# STARZHD: "Dead Mans Chest" Aspect Change?



## Waimea (Mar 9, 2007)

Hi,

I'm new to STARZ and Dish. I have a 622 and, last night, I watched "Pirates of the Caribbean: Dead Man's Chest" and recorded it at the same time. It was presented in Widescreen, 2.35:1 or thereabouts, and looked fantastic on my 50" plasma. Despite the action and the beauty, I fell asleep towards the end. 

This afternoon I noticed that it was on again, so I jumped in at about the time I fell asleep, and began watching it. Oddly, today's aspect ratio was 16x9. I double-checked both the TV and the 622 aspect setting, as well as the recorded version from the night before: everything was set right, and the recorded movie was 2.35:1.

What gives? Does STARZ randomly modify it's aspect ratio?

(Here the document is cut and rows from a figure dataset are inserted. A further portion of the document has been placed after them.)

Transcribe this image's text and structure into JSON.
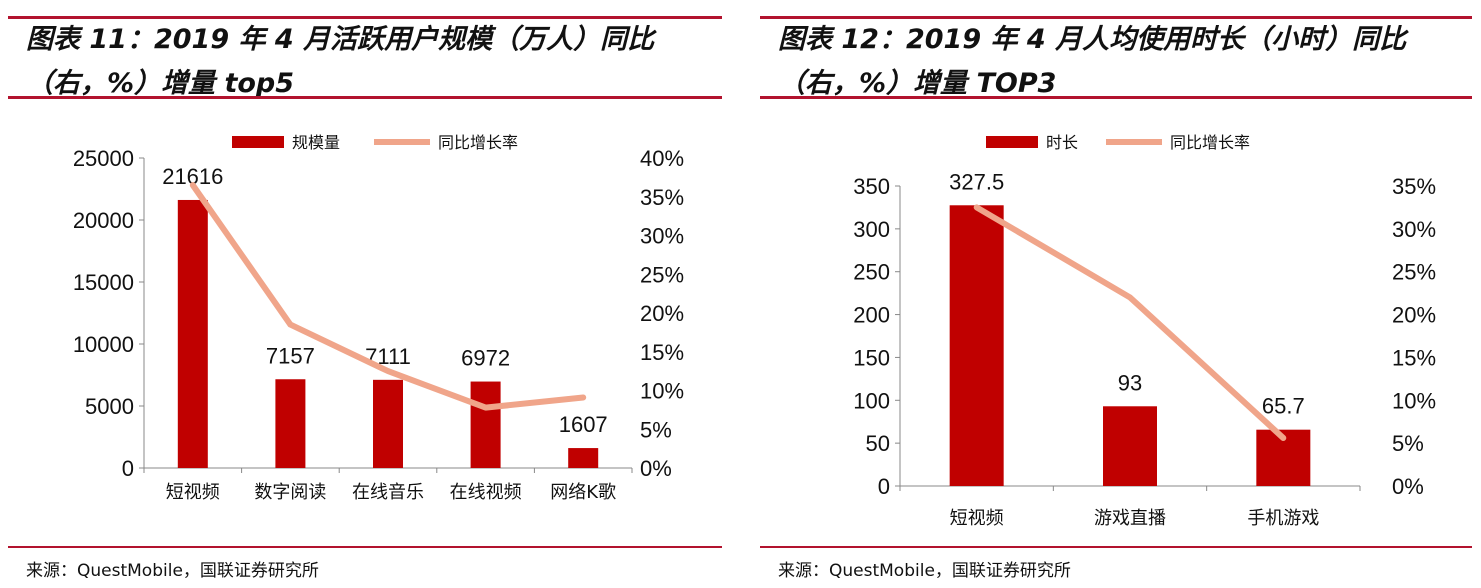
{
  "chart_data": [
    {
      "type": "bar",
      "title": "图表 11：2019 年 4 月活跃用户规模（万人）同比（右，%）增量 top5",
      "source": "来源：QuestMobile，国联证券研究所",
      "categories": [
        "短视频",
        "数字阅读",
        "在线音乐",
        "在线视频",
        "网络K歌"
      ],
      "series": [
        {
          "name": "规模量",
          "kind": "bar",
          "axis": "left",
          "color": "#c00000",
          "values": [
            21616,
            7157,
            7111,
            6972,
            1607
          ]
        },
        {
          "name": "同比增长率",
          "kind": "line",
          "axis": "right",
          "color": "#f0a58a",
          "values": [
            36.5,
            18.5,
            12.5,
            7.8,
            9.1
          ]
        }
      ],
      "data_labels": [
        "21616",
        "7157",
        "7111",
        "6972",
        "1607"
      ],
      "y_left": {
        "min": 0,
        "max": 25000,
        "ticks": [
          "0",
          "5000",
          "10000",
          "15000",
          "20000",
          "25000"
        ]
      },
      "y_right": {
        "min": 0,
        "max": 40,
        "ticks": [
          "0%",
          "5%",
          "10%",
          "15%",
          "20%",
          "25%",
          "30%",
          "35%",
          "40%"
        ]
      },
      "legend": "top-center",
      "grid": false
    },
    {
      "type": "bar",
      "title": "图表 12：2019 年 4 月人均使用时长（小时）同比（右，%）增量 TOP3",
      "source": "来源：QuestMobile，国联证券研究所",
      "categories": [
        "短视频",
        "游戏直播",
        "手机游戏"
      ],
      "series": [
        {
          "name": "时长",
          "kind": "bar",
          "axis": "left",
          "color": "#c00000",
          "values": [
            327.5,
            93,
            65.7
          ]
        },
        {
          "name": "同比增长率",
          "kind": "line",
          "axis": "right",
          "color": "#f0a58a",
          "values": [
            32.5,
            22,
            5.6
          ]
        }
      ],
      "data_labels": [
        "327.5",
        "93",
        "65.7"
      ],
      "y_left": {
        "min": 0,
        "max": 350,
        "ticks": [
          "0",
          "50",
          "100",
          "150",
          "200",
          "250",
          "300",
          "350"
        ]
      },
      "y_right": {
        "min": 0,
        "max": 35,
        "ticks": [
          "0%",
          "5%",
          "10%",
          "15%",
          "20%",
          "25%",
          "30%",
          "35%"
        ]
      },
      "legend": "top-center",
      "grid": false
    }
  ]
}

Man I wish that all HD was transmitted in it's native ratio: we'd still have the option of zooming if we chose too, but we'd also be able to choose to watch it as it was intended to be seen.


----------



## whatchel1 (Jan 11, 2006)

Waimea said:


> Hi,
> 
> I'm new to STARZ and Dish. I have a 622 and, last night, I watched "Pirates of the Caribbean: Dead Man's Chest" and recorded it at the same time. It was presented in Widescreen, 2.35:1 or thereabouts, and looked fantastic on my 50" plasma. Despite the action and the beauty, I fell asleep towards the end.
> 
> ...


Don't know why they would run it in one aspect ratio one night and a different one the next day. Maybe someone had accidently set it to wrong ratio when they were running it last night. I watched it last night and notice the fact that it was in 2.35 : 1 as well. Just figured that that was the ratio that the studio had sent them. Wonder if by chance studio sent them 2 different copies of film one is the OAR and another in an HD DVD or Blue Ray version that was resized to 16 X 9.


----------



## Wu-Infinite (Mar 24, 2007)

I missed the first hour or so of the premiere saturday night, I already had it recorded from dish ppv before but I erased that copy and decided to record the second showing witch was at 8 AM sunday morning, when I got home from work I did realize the recording was 16x9 but I remember the premiere being in it's original version. I wonder if by some chance we watched the premiere on the regular starz channel instead of the hd one??? could that be the case? I know the copy I got in my dvr is in hd because of the logo, but I can't remember if I watch the premiere on the hd channel or not, I used to go to it all the time when there was no map down, but now sometimes I be watching a movie and realize i'm not on the hd channel.


----------



## joebird (Sep 15, 2003)

This morning it was on, and it definitely had the black bars (so it was greater than 1.78:1 aspect ratio). I'd not seen any other version of it on before that.


----------



## Jerry G (Jul 12, 2003)

It's been shown both ways, 2.35 and 1.85 in the past week. Everytime I've tried to record it, I ended up picking the butchered 1.85 version. I can't begin to understand why StarzHD is demonstrating such bizarre behavior, but they indeed are.


----------



## HDTVFanAtic (Jul 23, 2005)

Probably has to do with the fact that most Joe 6 Packs don't want lines on their screens - thus they are showing both ways to try and please everyone at some point in time.


----------



## Wu-Infinite (Mar 24, 2007)

i noticed if you want to record the 2:35 aspect ratio record the showing that's is on during prime time at night that's the only time I seen it shown in it's original version the other showings are different.


----------